Photo of Charles Murray, in the 1880s, around the time his verse first began to appear in periodicals like the Edinburgh-based Scots Observer

tpw said...

Great stuff. Thanks, Tom. (Whistles can be played indoors as well, but bagpipes should always remain outdoors.)

TC said...

Thanks, Terry. This is definitely your area of expertise.

Fifty years ago, living on the Newmarket Road in Cambridge, I had a flatmate who was a passionate player of the bagpipes. I believe he may have attempted to practise in the house... exactly once, and managed maybe three notes before (figuratively speaking) bringing the house down. For weeks after, he was treated with meaningful silence and scowls. After that I would see him, in his kilt and all, playing his pipes to his heart's content, on a sizeable greensward called Midsummer Common, well out of earshot of anyone who did not wish to be hearing him.

A pity, because the music he produced with his pipes was, I thought, totally swell. Especially from a fair distance.

Nin Andrews said...

Great post. The pipes really have to be played well--I have a friend who plays the tin whistle--sends the dogs right out of the room, and I wish I could follow them!

Wooden Boy said...

He puffed his freckled checks until his nose sank oot o' sicht.

That's an image that stays in the head, like something out of a D. C. Thomson comic or a late Guston painting.

I really wasn't expecting the last line: bloody heartbreaking. That's maisters for you, I suppose.

The chap in the third photo is a local. He improvises his own off kilter melodies.

Marie W said...

Listening to the poem while watching the second picture. Whistle and wind are blowing, particles of salt in the air. It's a delight.

TC said...

Many thanks all. Duncan, I'd guessed you might have seen (and heard) that chap.

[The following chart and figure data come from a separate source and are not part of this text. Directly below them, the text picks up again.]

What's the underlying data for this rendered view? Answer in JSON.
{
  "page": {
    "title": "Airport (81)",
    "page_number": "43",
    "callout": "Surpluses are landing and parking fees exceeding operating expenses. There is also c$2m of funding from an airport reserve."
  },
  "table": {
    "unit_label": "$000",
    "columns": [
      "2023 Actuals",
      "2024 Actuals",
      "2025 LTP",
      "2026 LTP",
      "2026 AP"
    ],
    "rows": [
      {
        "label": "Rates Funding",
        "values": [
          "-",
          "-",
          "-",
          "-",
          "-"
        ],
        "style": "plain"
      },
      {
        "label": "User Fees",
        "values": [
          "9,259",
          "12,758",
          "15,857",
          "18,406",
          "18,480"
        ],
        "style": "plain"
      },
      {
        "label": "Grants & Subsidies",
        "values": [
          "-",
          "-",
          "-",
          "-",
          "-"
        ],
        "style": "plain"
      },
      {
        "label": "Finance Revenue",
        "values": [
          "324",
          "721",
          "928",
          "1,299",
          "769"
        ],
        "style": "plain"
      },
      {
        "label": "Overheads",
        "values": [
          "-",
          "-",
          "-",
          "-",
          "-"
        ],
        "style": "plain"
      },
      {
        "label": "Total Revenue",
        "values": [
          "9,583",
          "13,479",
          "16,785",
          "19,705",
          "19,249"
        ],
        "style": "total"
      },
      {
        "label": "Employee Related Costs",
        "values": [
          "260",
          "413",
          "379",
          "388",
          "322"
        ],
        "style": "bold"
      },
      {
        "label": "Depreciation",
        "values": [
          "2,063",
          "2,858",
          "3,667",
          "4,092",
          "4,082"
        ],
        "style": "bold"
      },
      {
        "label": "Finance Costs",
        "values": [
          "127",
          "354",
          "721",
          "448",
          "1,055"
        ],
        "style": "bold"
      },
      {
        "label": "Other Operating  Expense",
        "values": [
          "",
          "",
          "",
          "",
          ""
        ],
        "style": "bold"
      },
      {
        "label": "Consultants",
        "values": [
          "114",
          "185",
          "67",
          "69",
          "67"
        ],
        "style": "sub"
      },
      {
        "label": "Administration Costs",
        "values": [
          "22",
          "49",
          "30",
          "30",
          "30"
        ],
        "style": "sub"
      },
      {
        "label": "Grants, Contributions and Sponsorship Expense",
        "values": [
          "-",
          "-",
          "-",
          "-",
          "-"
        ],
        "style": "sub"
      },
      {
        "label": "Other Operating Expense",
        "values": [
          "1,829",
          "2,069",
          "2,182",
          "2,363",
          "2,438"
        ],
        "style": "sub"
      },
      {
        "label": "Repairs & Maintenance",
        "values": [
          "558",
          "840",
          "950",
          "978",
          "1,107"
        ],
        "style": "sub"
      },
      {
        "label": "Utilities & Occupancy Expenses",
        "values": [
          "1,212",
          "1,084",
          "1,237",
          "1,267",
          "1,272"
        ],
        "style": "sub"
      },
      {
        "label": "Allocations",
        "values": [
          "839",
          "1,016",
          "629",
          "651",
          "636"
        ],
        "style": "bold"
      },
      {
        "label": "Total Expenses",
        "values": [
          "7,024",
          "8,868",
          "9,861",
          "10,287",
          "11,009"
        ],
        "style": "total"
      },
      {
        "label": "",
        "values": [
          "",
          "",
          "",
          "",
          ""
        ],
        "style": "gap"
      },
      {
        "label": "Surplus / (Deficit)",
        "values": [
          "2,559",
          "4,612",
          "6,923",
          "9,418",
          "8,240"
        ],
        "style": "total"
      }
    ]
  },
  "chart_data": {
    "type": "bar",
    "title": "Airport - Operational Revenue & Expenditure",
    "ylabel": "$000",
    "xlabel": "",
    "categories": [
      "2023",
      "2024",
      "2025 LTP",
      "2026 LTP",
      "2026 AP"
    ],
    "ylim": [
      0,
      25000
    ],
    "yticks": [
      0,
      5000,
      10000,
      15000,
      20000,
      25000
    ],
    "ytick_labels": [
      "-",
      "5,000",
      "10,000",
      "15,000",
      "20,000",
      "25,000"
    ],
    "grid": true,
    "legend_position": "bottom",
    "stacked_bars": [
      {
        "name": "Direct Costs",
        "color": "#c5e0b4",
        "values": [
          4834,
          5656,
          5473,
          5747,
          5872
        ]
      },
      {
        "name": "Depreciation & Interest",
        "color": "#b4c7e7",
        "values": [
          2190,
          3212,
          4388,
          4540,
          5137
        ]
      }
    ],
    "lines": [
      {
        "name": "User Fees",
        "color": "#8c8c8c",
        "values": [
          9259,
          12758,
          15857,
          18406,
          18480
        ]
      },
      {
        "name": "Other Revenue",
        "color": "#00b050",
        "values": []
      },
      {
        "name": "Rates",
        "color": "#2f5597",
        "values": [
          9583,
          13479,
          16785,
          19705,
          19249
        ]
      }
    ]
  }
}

High-pitched noises if not properly musical may indeed affect many nervous systems adversely. There are those sounds which allegedly only dogs can hear, and in turn, those sounds which humans may hear, but by which they may well be driven up the wall. Perhaps as with so many things it's a matter of atmosphere and context, spatial arrangements and company (or lack of same).

I've presumed that this piece, like many of the poems in Murray's Hamewith (looking homeward, roughly) may date from his early years under alien stars, having gone out to the Transvaal to seek (and eventually, it seems, find) fortune as a prospector.

Nostalgia of retrospect, maybe... though is not so much of what is, or anyway was once thought to be, poetry, with its inbuilt and essential memorial function (keeping the memories green, back in those "simpler" times when there could still exist such things as at least relatively untroubled memories), indeed precisely that?